Przestajemy być gospodynią domową, stajemy się gościem hotelowym. Wybieramy ciekawe miejsce i pozwalamy, by ktoś inny zadbał o nas w najlepszym wydaniu. To forma rozpieszczania, na którą każda z nas zasługuje. I coraz częściej ją wybiera.

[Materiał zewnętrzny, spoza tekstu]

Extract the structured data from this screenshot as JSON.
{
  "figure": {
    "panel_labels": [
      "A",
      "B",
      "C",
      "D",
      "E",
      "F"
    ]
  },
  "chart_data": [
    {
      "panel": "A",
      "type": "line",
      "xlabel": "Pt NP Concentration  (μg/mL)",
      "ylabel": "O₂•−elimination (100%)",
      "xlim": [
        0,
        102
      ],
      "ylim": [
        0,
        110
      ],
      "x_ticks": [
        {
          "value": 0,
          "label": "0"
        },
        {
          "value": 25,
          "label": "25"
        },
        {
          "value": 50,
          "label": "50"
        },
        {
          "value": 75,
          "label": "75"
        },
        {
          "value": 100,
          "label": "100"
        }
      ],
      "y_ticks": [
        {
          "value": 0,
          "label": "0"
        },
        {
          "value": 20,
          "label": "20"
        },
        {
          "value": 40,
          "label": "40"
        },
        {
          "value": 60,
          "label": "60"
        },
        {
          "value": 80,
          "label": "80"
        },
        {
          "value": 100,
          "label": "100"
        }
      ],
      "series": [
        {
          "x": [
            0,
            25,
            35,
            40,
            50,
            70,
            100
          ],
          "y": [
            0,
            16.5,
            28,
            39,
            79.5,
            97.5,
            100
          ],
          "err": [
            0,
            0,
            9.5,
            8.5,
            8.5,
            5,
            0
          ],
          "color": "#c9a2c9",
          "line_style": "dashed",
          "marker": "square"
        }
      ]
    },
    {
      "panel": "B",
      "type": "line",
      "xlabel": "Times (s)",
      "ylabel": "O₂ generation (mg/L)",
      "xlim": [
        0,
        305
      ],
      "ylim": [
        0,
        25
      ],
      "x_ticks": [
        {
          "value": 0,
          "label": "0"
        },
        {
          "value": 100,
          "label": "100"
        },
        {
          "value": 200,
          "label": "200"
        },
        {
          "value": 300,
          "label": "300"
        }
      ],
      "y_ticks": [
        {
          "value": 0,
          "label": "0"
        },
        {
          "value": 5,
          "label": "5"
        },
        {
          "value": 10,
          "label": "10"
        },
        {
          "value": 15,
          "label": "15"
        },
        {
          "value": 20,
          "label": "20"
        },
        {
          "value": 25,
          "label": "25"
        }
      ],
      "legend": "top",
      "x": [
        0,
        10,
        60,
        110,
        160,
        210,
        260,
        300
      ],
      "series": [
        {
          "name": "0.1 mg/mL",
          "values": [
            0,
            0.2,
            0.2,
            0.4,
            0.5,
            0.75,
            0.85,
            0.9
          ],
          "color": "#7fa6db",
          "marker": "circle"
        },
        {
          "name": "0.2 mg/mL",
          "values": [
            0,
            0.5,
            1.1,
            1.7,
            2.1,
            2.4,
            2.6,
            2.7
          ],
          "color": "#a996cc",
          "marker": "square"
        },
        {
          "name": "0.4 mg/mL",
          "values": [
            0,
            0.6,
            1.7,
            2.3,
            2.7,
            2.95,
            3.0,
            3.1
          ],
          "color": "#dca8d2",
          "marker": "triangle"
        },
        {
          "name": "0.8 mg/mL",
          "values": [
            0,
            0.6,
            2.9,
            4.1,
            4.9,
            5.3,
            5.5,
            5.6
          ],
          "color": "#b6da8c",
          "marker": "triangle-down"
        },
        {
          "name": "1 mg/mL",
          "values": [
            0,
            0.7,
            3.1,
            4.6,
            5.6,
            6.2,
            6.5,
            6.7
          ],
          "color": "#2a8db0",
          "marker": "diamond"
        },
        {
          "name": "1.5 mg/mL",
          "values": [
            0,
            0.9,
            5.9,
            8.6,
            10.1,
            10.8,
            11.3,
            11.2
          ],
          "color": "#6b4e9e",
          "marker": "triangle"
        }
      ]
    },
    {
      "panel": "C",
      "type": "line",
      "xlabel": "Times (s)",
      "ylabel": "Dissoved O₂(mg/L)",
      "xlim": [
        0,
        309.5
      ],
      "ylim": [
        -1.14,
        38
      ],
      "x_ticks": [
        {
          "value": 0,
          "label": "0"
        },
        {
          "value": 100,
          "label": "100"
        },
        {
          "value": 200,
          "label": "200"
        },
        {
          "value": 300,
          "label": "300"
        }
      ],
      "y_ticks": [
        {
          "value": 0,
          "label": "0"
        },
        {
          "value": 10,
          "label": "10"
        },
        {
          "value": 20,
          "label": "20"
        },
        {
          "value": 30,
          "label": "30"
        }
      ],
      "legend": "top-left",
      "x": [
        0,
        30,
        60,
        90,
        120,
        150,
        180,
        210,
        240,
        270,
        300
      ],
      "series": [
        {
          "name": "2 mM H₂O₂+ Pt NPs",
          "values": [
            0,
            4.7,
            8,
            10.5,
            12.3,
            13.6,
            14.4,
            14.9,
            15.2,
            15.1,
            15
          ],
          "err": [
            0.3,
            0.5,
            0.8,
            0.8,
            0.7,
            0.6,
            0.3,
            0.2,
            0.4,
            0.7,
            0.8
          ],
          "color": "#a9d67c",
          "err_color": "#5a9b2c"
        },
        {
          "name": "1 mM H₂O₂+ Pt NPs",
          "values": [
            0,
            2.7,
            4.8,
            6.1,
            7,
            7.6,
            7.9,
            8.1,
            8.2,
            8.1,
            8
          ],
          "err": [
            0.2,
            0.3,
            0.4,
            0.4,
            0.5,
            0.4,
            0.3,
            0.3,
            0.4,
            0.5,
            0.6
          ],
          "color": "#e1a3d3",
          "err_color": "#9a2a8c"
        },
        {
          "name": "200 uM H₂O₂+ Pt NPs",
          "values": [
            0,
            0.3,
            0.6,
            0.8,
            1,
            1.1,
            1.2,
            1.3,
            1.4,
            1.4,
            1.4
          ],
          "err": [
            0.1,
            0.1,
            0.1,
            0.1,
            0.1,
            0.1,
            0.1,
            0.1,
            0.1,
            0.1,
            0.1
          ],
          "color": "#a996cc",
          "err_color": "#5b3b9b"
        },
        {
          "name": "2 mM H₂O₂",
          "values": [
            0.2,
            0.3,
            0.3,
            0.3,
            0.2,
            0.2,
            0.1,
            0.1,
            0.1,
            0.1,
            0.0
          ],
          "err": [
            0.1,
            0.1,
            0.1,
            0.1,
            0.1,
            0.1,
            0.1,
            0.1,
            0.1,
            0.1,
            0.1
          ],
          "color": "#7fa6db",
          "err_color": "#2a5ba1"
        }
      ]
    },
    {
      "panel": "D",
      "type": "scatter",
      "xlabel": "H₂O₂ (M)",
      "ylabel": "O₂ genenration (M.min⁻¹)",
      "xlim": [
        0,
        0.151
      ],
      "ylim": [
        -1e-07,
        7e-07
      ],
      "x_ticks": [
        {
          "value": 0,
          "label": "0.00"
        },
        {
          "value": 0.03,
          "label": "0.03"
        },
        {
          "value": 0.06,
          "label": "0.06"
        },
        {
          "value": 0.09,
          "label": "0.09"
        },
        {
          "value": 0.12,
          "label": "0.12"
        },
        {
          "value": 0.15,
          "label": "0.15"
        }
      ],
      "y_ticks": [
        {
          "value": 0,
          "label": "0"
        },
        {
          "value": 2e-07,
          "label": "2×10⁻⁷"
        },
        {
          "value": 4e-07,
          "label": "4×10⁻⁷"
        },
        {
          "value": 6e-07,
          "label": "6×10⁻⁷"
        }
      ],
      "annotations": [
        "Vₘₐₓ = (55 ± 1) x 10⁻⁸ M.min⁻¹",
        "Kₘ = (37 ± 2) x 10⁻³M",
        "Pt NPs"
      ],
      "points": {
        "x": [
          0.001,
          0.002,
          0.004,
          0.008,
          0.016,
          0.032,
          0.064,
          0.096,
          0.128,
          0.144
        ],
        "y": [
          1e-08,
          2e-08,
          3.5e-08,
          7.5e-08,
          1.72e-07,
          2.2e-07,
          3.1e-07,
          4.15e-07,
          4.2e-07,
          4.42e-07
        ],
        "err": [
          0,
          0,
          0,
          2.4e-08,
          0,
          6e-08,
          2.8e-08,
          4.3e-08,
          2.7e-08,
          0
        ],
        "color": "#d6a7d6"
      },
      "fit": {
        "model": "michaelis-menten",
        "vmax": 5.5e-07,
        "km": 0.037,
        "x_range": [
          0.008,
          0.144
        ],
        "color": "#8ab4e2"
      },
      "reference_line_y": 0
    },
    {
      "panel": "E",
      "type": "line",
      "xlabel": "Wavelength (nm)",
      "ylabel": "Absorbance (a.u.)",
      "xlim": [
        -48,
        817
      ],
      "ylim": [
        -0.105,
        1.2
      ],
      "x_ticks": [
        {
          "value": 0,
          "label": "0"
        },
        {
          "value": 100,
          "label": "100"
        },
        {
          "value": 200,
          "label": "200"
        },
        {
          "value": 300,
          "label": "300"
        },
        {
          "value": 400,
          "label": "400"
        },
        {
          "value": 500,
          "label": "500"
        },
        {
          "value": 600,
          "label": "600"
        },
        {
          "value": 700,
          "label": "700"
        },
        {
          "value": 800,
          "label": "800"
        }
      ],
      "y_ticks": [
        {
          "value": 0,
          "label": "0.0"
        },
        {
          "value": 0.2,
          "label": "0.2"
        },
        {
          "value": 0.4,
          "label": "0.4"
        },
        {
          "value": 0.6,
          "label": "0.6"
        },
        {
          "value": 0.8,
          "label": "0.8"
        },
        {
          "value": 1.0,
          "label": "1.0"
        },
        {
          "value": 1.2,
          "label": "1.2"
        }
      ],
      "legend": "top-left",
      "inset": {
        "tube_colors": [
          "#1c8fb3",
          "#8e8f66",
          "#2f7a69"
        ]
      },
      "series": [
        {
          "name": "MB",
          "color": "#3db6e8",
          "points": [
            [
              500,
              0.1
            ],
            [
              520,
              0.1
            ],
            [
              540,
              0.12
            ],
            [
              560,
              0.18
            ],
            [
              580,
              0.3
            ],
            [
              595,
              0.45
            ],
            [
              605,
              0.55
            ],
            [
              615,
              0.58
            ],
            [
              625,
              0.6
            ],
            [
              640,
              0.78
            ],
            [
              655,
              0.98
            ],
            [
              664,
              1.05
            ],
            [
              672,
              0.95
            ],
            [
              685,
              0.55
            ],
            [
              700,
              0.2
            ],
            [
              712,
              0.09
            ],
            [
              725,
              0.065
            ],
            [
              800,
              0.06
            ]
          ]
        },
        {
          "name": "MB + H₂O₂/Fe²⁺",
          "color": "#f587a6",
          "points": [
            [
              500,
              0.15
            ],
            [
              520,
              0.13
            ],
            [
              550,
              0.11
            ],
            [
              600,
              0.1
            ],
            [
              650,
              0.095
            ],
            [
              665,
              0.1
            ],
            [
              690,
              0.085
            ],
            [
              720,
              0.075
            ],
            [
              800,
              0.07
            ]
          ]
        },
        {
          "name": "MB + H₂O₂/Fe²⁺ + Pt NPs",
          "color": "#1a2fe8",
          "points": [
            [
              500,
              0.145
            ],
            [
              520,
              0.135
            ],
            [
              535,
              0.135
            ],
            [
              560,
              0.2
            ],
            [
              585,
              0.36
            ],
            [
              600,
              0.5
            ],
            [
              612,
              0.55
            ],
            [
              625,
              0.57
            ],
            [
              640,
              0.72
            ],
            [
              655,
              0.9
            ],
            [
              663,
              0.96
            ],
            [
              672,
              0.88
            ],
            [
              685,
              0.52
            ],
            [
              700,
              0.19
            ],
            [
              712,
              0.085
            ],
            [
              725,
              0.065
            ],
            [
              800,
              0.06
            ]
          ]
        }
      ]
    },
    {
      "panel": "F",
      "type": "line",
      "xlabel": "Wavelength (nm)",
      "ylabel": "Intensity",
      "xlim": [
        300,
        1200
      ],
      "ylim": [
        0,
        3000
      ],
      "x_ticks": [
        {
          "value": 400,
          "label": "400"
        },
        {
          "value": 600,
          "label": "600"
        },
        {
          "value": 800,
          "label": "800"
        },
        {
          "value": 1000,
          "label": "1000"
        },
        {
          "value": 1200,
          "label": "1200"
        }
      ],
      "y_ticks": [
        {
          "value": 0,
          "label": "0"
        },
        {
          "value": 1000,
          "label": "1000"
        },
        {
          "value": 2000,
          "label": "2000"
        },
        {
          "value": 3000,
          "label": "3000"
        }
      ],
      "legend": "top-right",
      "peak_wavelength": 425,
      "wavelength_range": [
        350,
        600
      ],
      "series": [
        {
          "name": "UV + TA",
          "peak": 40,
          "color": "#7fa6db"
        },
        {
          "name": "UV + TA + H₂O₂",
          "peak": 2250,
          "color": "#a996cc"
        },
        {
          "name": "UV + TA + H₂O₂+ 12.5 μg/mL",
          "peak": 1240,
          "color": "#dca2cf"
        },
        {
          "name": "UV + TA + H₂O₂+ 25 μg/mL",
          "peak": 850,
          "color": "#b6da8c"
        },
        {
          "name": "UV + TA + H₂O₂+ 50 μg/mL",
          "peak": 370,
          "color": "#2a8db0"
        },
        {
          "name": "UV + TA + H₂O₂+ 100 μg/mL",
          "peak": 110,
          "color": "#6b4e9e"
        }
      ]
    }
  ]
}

Z chęcią bym dokądkolwiek pojechała, ale bez kasy mogę sobie pomarzyć 😀 Nie narobię się jedynie, bo bez kasiory też nie poszaleję, nikt też pewnie nie zaprosi. Ludzie potracili sens świąt. Liczy się kasiora, nie człowiek, ani jakieś tam zmartwychstanie. Naźreć się do bólu brzucha i pochwalić prezentami, resztę mają gdzieś…
Ech…smutne to strasznie
Święta Bożego Narodzenia zawsze spędzam w domu, ale na Wielkanoc czasami udaje nam się wyjechać i jest bardzo fajnie 🙂
Ja jestem zdecydowanie domatorką. W obcym dla siebie miejscu, choćby najbardziej komfortowym, nie czuję się dobrze. I nie odnosi się to tylko do świąt. 😊
Z chęcią bym gdzieś pojechałam na święta 🙂
My każdą Wielkanoc spędzamy po za domem, albo wracamy właśnie w tym dniu. Mamy wolny cały Wielki Tydzień i od kilku lat ten czas pędzamy we Włoszech w tym roku natomiast w górach Norwegii. Boże Narodzenie to juz inna bajka lubimy je spędzać w domu 🙂
Super 🙂
Nie obraziłabym się na taką wyjazdową opcję 😛 Niestety święta były dla mnie przyjemnością tylko za dzieciaka :/
To prawda, że przynajmniej raz na jakiś czas można sobie pozwolić na taki wyjazd i nie szaleć w kuchni;).
Oj tak ja chętnie na święta bym gdzieś wyjechała i przeżyła je zupełnie inaczej niż do tej pory 🙂
czysto mam w domu zawsze a co do szykowania jedzenia to powiedzialam veto. Ja sie narobie a potem nie ma kto tego jesc bo za duzo i polowa ląduje w koszu. Beda swiateczne akcenty i prawie normalne jedzenie. W koncu dzis nic nie brakuje i miesiwo moge sobie upiec codzinnie a niekoniecznie tylko w swieta. Jesli juz to wole isc z rodzina na spacer albo posiedziec i pogadac. Nie dajmy sie zwariowac
W te święta byłam terapeutką złamanego serca somsiadki 🙂 Przez lata ona była dla mnie, tym razem szala się odwróciła.
I jestem z tego obrotu spraw bardzo zadowolona, bo ona nawet wysłuchanie doceni, a matka to każdy rozkaz jej wykonywałam jak szefa, i nigdy nie doceniała.